Actas Dermosifiliogr. 2008 Jul-Aug;99(6):477-80.
We describe the case of a 30-year-old woman who, 5 days after giving birth to her first child by cesarean section, presented with dehiscence of one end of the surgical wound and a lesion on her leg that developed into a well-defined ulcer; both lesions were very painful. The patient was initially diagnosed with a skin infection and later with superficial pyoderma gangrenosum.
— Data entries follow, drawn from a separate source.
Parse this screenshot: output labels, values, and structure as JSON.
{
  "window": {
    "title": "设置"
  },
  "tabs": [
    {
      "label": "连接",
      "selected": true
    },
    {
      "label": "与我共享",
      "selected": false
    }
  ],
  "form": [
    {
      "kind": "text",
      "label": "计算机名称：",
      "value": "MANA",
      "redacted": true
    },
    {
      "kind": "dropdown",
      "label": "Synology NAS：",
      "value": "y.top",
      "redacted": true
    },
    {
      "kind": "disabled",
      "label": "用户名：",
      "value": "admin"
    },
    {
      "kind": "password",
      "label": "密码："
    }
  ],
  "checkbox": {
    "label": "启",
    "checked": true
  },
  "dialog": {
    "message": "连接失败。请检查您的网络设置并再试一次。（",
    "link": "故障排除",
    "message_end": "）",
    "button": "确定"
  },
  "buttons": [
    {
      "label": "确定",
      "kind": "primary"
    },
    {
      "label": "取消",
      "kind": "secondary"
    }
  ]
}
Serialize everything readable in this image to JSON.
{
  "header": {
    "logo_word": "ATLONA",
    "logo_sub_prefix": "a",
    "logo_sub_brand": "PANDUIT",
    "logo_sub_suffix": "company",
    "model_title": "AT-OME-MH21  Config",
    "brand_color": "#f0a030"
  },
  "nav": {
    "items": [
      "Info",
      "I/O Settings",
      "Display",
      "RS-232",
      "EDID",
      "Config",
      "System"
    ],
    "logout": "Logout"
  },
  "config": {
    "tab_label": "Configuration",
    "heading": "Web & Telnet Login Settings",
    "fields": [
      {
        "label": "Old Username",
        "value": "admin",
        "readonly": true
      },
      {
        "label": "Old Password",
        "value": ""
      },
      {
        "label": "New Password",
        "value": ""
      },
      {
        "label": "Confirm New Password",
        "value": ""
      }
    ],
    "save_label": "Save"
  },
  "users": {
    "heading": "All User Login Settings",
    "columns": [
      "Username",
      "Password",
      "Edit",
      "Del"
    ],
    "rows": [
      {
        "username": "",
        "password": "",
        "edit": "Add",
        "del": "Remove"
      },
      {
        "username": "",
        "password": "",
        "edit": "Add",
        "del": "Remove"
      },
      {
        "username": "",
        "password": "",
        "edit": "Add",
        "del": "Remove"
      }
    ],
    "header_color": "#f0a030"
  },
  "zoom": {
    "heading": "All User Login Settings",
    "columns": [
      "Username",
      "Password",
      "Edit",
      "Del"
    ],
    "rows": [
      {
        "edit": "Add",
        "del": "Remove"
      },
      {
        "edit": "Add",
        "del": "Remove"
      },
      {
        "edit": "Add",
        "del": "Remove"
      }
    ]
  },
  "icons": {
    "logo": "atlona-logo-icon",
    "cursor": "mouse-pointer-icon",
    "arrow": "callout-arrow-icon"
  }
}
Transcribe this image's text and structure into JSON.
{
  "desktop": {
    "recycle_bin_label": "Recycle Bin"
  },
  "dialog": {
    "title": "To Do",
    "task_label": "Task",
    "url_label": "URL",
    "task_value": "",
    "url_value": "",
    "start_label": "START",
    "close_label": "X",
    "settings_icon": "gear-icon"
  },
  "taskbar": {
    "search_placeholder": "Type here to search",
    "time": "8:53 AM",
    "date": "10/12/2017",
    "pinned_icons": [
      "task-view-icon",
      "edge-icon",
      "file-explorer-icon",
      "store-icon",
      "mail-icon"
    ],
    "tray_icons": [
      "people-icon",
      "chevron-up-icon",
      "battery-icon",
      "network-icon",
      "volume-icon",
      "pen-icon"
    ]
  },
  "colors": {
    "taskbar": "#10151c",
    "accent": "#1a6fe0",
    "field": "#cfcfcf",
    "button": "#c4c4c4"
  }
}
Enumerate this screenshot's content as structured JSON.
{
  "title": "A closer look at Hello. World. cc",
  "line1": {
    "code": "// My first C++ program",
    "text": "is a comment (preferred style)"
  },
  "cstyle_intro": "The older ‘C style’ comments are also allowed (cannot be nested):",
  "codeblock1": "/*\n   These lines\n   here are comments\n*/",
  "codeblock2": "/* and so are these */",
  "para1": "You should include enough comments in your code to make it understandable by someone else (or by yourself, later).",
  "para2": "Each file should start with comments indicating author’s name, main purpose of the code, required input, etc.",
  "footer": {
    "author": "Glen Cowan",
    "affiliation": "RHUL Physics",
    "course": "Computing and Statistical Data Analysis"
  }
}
The lesions were treated with topical corticosteroids and a good response was observed. No evidence was found of underlying disease. Isolated cases of pyoderma gangrenosum associated with pregnancy or cesarean delivery have been reported in the literature. The etiology of pyoderma gangrenosum is currently unknown, but some theories suggest an immunologic mechanism. Gestation is known to generate a state of immune tolerance that could play a role in the development of the disease and future studies may help to clarify the significance of this association.
我们描述了一名30岁女性的病例,她在剖宫产下第一个孩子5天后,出现手术伤口一端裂开,腿部出现一个病灶,发展成边界清晰的溃疡;两处病灶均疼痛剧烈。患者最初被诊断为皮肤感染,后来被诊断为浅表性坏疽性脓皮病。病灶接受了局部皮质类固醇治疗,观察到良好疗效。未发现潜在疾病的证据。文献中已报道了与妊娠或剖宫产相关的孤立性坏疽性脓皮病病例。坏疽性脓皮病的病因目前尚不清楚,但一些理论认为存在免疫机制。已知妊娠会产生免疫耐受状态,这可能在该疾病的发展中起作用,未来的研究可能有助于阐明这种关联的意义。